Brave New World, by Aldous Huxley (1932). I read this classic dystopian novel a long time ago and was inspired to re-read it by an episode of the National Review podcast called “The Great Books.” It is a weird story, much weirder than I remembered it. Huxley set his tale in the distant future and predicted a caste-bound society in which people are created in laboratories and subjected to extensive physical and psychological conditioning so that they will be perfectly adjusted to their eventual caste and status in life, whether the lowly, semi-intelligent worker class or the higher classes who do the finer work in the bio-factories and conditioning centers. (The caste descriptions are, unfortunately, pretty racist.) Everyone, save only the tiny group of world-governing Controllers, is kept mindlessly content with a feel-good drug called soma, constant entertainments, and endless recreational sex. But off in the wilds of New Mexico is a reservation of people who still live the old way, and the action of the tale is sparked when a reservation dweller called the Savage makes his way into modern society and questions everything he sees. Definitely worth a read. The volume I got also featured a subsequent Huxley essay called “Brave New World Revisited,” but I found it very tiresome and couldn’t finish it.
A new book review from The Movie Snob.
The Writer’s Map: An Atlas of Imaginary Lands, edited by Huw Lewis-Jones (2018). I saw a glowing review of this new book and promptly ordered it. It didn’t live up to the hype, but it’s fine. It’s a slightly oversized book that is full of reproductions of maps, both real maps from long-ago days and modern maps of fantastic places like Oz and Middle Earth. The illustrations are pretty cool. The book also contains lots of short essays by “a team of distinguished writers and illustrators” about how wonderful and inspirational maps are. I found the essays pretty forgettable, although I did like the one about Dungeons & Dragons by Lev Grossman.

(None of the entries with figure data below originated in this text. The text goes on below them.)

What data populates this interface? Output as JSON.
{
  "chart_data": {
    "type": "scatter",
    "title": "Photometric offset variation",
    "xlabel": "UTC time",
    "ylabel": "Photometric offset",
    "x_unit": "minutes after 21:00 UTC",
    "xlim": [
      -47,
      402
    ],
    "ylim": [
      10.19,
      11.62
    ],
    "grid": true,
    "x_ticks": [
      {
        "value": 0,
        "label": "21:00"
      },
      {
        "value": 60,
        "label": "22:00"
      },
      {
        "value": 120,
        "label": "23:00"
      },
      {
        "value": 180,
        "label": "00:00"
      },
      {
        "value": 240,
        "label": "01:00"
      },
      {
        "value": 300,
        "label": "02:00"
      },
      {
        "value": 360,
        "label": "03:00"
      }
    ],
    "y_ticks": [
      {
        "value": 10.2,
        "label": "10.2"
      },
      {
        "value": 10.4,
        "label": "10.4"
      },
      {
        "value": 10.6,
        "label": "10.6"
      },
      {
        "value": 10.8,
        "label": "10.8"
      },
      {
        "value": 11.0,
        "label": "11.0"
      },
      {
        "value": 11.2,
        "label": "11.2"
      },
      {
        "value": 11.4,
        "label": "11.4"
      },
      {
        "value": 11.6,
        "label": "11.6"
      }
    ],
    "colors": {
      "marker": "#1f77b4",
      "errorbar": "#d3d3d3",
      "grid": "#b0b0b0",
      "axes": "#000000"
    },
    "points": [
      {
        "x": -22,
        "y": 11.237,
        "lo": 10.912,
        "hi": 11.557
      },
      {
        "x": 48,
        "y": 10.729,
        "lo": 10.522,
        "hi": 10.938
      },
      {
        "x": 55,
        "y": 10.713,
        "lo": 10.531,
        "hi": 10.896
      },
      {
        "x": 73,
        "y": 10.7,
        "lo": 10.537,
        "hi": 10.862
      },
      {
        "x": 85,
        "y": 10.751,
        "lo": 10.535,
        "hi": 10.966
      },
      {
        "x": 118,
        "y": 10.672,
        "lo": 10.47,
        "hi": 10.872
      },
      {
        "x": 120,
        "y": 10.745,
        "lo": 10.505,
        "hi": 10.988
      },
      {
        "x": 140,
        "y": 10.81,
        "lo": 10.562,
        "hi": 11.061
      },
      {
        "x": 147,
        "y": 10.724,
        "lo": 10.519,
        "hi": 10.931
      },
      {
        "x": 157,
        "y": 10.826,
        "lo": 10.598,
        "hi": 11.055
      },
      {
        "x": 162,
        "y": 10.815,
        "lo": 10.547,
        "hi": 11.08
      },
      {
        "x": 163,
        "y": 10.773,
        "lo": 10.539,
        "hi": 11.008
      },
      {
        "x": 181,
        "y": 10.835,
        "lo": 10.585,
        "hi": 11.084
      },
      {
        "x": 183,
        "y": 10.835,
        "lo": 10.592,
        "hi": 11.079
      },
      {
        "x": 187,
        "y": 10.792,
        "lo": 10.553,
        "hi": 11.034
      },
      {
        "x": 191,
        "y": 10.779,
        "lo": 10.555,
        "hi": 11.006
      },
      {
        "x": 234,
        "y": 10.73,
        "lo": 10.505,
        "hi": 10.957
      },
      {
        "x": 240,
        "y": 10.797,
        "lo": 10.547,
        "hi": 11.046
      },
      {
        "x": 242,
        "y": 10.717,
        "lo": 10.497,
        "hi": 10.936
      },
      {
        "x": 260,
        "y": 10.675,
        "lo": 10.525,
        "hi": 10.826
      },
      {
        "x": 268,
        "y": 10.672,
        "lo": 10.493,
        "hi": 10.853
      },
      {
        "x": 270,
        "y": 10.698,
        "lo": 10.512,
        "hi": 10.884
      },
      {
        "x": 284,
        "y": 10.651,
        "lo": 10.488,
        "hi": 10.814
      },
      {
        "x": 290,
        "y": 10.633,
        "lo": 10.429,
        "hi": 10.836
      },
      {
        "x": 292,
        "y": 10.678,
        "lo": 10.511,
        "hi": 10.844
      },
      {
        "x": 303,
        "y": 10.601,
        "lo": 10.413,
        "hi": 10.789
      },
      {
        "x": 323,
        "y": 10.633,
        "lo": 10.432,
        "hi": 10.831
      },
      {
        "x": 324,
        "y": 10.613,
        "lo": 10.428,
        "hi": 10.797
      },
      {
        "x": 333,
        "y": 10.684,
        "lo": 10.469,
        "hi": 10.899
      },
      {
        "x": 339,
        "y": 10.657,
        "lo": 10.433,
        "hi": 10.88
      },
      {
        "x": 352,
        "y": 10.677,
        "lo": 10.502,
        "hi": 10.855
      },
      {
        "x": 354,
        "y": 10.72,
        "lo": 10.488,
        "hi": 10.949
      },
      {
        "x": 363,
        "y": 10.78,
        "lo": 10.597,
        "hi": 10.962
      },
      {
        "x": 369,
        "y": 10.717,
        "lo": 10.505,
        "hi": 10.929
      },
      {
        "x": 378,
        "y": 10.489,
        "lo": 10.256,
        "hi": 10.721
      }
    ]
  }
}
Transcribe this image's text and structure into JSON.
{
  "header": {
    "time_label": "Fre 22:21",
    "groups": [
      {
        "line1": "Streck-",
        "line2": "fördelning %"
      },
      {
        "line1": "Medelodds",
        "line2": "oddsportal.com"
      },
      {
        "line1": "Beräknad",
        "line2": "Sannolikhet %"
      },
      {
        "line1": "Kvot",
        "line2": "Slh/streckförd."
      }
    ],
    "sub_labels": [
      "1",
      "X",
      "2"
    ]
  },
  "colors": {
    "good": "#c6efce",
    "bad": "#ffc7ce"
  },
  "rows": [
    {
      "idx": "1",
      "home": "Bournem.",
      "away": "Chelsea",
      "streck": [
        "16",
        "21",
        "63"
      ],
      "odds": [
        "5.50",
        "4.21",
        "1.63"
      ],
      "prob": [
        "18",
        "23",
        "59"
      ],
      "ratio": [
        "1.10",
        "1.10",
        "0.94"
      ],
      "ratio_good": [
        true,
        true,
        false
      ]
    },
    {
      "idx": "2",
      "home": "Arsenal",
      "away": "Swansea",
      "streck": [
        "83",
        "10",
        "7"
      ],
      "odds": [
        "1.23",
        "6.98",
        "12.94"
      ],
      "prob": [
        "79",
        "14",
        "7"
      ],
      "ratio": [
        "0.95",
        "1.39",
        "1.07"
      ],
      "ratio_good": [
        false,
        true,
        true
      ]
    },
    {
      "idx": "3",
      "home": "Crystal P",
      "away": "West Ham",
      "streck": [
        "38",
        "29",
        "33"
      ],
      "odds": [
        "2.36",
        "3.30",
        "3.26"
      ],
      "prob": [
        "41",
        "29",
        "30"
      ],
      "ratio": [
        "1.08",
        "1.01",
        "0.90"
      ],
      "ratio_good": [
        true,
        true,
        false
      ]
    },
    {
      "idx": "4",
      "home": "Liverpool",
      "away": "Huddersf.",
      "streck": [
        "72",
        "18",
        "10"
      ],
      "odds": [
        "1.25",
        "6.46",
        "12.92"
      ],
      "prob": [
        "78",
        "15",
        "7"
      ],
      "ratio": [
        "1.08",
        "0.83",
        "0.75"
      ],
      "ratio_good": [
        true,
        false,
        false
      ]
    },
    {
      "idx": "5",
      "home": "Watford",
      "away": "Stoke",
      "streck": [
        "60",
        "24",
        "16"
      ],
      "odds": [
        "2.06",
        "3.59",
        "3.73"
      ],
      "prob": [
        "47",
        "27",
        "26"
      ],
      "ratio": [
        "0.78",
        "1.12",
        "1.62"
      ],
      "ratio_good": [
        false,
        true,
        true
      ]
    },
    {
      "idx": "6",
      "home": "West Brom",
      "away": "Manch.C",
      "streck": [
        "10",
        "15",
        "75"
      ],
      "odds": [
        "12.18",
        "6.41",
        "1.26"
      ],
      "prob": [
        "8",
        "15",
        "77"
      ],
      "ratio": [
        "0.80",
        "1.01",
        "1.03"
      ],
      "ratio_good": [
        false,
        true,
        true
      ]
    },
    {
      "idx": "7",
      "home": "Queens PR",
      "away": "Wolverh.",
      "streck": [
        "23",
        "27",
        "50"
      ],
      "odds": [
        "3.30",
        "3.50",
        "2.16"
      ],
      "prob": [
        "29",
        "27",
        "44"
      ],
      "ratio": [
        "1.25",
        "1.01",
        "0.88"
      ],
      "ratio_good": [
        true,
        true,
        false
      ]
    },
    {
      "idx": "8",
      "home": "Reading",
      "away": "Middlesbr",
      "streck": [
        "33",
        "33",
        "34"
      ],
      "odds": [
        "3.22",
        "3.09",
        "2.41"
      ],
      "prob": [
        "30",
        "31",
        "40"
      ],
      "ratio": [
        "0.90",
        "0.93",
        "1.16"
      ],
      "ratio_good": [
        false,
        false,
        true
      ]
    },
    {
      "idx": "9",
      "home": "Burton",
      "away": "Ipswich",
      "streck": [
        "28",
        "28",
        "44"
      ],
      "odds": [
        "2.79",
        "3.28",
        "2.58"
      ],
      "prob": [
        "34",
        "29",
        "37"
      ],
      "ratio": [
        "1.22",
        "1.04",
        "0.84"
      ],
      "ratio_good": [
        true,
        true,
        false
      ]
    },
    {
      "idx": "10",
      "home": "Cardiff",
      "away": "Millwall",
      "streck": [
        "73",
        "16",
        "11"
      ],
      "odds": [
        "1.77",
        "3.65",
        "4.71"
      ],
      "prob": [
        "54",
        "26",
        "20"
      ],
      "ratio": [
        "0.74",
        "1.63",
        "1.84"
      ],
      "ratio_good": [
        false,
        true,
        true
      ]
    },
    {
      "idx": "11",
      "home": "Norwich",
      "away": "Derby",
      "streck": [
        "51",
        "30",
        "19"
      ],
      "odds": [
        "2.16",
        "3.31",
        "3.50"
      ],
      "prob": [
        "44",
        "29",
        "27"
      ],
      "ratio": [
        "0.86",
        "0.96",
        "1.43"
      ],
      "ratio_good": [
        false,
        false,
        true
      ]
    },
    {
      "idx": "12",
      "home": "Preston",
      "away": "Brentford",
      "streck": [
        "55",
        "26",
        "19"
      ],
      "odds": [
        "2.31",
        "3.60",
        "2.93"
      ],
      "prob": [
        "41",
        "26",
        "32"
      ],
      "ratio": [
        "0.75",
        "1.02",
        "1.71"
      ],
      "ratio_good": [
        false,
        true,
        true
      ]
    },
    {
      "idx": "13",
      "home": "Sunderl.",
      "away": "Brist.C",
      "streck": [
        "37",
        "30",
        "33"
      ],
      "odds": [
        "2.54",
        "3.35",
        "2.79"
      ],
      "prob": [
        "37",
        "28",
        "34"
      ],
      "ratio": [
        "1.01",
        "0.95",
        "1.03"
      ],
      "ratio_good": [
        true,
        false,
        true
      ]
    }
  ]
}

Another book review from The Movie Snob.
Dear Committee Members, by Julie Schumacher (2014). I had a heck of a time getting a copy of this comic novel after reading a good review of it long, long ago. First I prowled the used bookstores for months and never found it. Eventually I gave up and ordered it on Amazon. Doh! The package never arrived. More months passed. I discovered the Amazon locker service and ordered it again. Finally, I had it! Amazingly enough, it was worth the wait. The entire book consists of letters, emails, and the like written by a fellow named Jason Fitger over the course of a year. He’s an English professor at a second-tier liberal-arts college, and after publishing one very successful novel many years ago he pretty much fizzled out as an author. He vents his frustration (both professional and personal) in his letters, many of which are letters of recommendation for students. I laughed out loud more than once at his splenetic utterances. And I gave it to my sister and then my best friend from college, who are both college professors, and they both liked it. Highly recommended.
New from The Movie Snob.
The Rise and Decline of American Religious Liberty, by Steven D. Smith (2014). In this slim volume (171 pages, excluding endnotes), Smith sets out to correct what he views as the misleading conventional wisdom about the meaning of the Religion Clause of the First Amendment. (“Congress shall make no law respecting an establishment of religion, or prohibiting the free exercise thereof . . . .”) He argues that the Framers did not intend the Clause to usher in a strictly secular state but rather to establish that the national government had no jurisdiction to mess with state establishments of religion or to infringe on people’s rights to worship as they chose. And he argues that the Supreme Court’s current incoherent religion jurisprudence is a result of straying from those original (limited) purposes. I thought it was an interesting, if dense, book, but it seems to underplay the importance of the Fourteenth Amendment and especially the Equal Protection Clause. Before the Civil War, yes, the states could have an established church or show favoritism to a religion (or religion in general). But once states had to give everyone the “equal protection of laws,” what did that mean for religious favoritism?